GitHub will enable the new algorithm on September 17, 2025 for all users of GitHub.com and GitHub Enterprise Cloud (GHEC) with data residency, with one exception: the US region. Due to FIPS 140-2 requirements, only FIPS-approved cryptography may be used within the US. Since this post-quantum algorithm is not yet FIPS-approved, GHEC customers in the US region will not receive the update at this time. The change is also included in GitHub Enterprise Server (GHES) 3.19, which will be released around the same date. For self-hosted GHES instances, administrators should plan to upgrade to version 3.19 to benefit from quantum-resistant SSH key exchange. Note that this only applies to connections made over SSH; HTTPS remotes (starting with https://) are completely unaffected. If your organization uses SSH keys for Git operations, the new algorithm will be used automatically once your client supports it.

5. How to Prepare Your SSH Client for the Update

For the vast majority of users, no action is required. If your SSH client is OpenSSH 9.0 or newer, or any other client that supports the sntrup761x25519-sha512@openssh.com algorithm, it will automatically negotiate this key exchange when connecting to GitHub’s updated endpoints. You can verify your OpenSSH version by running ssh -V in your terminal. If you are using an older client, consider upgrading to the latest version. Windows users with the built-in OpenSSH client may need to update via optional features or use the latest Windows 11 builds. macOS users typically have an up-to-date version through system updates. Linux users can install or compile a newer version if needed. To confirm that your connection is using the new algorithm, you can run SSH with verbose logging: ssh -v git@github.com 2>&1 | grep "KEX algorithm". If you see sntrup761x25519-sha512 listed, you are protected. No changes to your Git remotes or SSH keys are required—the key exchange is handled transparently at the protocol level.

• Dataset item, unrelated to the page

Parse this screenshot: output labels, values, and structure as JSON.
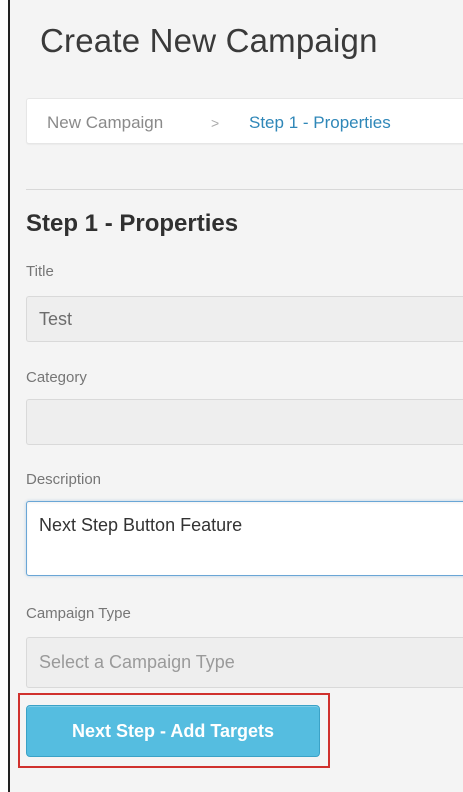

By embracing post-quantum cryptography now, GitHub is helping ensure that your code and collaboration remain secure far into the future. This update strengthens SSH access against the coming quantum threat without disrupting your existing workflows. As the landscape evolves, staying informed about such changes will keep your development environment resilient. Whether you’re an individual developer or part of a large enterprise, taking a moment to verify your SSH client’s compatibility is a small step that pays long-term dividends in security.